# Granger causality: need for different lag lengths for x and y

I am trying to do a Granger causality test. In the general form Granger causality analysis includes estimating the following equation:

$$y_{t}=a_{1}y_{t-1}+a_{2}y_{t-2}+\dotsc+a_{p}y_{t-p}+b_{1}x_{t-1}+b_{2}x_{t-2}+\dotsc+b_{q}x_{t-q}+e_{t}.$$

It is not necessary that $p=q$, so we can choose different values for $p$ and $q$ (using information criteria such as AIC or BIC). However, EViews forces $p=q$, look here.

Questions:

1. Is it possible to choose different lag values $p\neq q$ in Eviews?
2. Doesn't the lack of the ability to choose a lag contradict the theoretical background of Granger causality?
• Only the latter question doesn't it contradict theoretical background of Granger causality is on-topic here. Purely software-focused questions are off topic. – Richard Hardy Aug 4 '16 at 7:40
• Before closing as off-topic, consider my first comment: the question in italics is on topic. @Dave, there was not supposed to be any link in my comment. – Richard Hardy Aug 4 '16 at 8:19
• I was going through my old answers and noticed this one was not accepted.
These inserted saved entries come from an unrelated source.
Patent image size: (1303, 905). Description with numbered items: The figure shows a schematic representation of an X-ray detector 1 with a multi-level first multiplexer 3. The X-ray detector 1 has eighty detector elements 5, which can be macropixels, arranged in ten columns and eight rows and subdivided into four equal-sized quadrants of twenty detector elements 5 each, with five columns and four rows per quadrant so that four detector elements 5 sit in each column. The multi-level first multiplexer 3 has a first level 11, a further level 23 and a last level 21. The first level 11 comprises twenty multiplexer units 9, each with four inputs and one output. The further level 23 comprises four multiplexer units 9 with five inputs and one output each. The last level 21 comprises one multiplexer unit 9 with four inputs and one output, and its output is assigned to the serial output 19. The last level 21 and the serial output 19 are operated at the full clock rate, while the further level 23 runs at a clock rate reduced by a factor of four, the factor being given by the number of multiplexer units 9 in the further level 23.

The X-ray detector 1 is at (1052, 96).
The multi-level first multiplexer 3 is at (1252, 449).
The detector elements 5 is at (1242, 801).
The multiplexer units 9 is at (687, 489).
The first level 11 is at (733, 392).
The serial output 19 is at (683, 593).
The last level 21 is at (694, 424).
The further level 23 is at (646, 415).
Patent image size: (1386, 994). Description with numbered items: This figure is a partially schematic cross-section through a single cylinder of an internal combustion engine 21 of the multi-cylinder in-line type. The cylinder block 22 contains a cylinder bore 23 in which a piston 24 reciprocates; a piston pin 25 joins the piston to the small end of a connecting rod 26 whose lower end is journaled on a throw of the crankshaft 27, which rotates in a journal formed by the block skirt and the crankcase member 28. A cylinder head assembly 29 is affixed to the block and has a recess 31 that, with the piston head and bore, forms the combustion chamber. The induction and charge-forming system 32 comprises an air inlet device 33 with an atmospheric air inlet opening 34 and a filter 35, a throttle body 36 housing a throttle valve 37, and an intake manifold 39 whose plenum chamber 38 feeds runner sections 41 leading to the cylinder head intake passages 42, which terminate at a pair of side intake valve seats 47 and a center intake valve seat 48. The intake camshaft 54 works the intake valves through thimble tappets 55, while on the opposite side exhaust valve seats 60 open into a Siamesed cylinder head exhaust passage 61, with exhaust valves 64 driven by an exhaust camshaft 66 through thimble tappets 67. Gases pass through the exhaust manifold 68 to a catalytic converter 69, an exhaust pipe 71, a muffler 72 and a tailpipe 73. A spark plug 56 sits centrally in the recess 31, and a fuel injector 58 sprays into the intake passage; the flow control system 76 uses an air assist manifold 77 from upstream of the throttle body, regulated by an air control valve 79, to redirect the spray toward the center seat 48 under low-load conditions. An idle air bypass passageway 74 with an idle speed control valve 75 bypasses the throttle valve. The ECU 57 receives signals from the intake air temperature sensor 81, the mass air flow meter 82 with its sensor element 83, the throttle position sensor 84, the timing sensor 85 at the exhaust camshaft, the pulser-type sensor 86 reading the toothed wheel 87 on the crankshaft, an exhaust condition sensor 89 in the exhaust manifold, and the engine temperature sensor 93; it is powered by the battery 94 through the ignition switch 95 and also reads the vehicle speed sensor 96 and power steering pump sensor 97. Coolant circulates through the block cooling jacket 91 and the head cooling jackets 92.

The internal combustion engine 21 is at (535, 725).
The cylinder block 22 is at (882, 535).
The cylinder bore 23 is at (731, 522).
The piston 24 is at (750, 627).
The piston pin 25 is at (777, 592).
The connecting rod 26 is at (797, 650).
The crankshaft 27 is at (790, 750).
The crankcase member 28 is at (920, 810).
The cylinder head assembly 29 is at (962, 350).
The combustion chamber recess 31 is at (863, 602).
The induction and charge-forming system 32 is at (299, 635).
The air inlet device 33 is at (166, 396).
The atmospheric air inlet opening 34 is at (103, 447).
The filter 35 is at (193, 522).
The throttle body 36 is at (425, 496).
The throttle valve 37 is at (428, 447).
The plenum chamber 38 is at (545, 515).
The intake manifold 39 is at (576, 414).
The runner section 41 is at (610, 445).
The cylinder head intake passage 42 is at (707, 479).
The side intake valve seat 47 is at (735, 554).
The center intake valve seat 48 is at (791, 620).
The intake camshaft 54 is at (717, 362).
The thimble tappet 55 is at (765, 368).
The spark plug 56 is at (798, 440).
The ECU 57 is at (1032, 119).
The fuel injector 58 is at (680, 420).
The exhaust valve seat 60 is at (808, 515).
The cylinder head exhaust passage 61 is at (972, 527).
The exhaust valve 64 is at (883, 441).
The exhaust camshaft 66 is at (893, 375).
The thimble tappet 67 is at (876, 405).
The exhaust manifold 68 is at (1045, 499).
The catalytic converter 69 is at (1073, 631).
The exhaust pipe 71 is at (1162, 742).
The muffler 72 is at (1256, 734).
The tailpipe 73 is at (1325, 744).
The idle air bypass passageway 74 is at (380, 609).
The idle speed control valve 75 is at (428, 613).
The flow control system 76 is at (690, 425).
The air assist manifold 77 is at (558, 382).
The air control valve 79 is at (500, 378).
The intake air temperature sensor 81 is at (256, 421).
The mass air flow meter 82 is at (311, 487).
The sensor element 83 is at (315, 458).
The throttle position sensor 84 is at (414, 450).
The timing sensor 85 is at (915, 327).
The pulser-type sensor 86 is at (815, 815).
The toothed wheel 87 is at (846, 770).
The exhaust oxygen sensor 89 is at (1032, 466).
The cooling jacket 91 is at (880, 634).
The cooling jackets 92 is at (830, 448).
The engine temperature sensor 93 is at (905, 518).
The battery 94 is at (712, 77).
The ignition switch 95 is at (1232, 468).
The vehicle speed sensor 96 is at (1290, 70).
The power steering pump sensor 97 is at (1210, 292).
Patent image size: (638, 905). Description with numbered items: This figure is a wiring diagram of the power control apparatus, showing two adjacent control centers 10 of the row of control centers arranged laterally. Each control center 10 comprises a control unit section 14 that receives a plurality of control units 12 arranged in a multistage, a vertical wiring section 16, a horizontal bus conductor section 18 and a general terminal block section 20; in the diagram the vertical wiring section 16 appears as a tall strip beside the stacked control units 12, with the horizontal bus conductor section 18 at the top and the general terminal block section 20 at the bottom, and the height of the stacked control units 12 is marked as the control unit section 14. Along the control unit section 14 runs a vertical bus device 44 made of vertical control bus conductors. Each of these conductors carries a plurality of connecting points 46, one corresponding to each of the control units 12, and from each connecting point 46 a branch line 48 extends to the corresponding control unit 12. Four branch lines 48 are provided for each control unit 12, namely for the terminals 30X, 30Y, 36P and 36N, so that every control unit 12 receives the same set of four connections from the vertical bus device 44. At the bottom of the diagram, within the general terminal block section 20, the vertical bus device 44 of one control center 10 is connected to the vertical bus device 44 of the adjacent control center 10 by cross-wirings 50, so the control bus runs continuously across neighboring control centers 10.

Do you perhaps need further clarification? – Richard Hardy Feb 20 '17 at 19:03

2. If the appropriate lags for $y$ and $x$ are different, $p \neq q$, forcing a common lag $r$ will be suboptimal.
If $r \geqslant \max(p,q)$, there will be unnecessarily many parameters in the model resulting in increased estimation variance and loss of power in the Granger causality test.
If $r \leqslant \min(p,q)$, there will be omitted variable bias resulting in inconsistent parameter estimates and messing up both the true significance and the power of the Granger causality test.
If $\min(p,q)<r<\max(p,q)$, there will be a combination of both effects.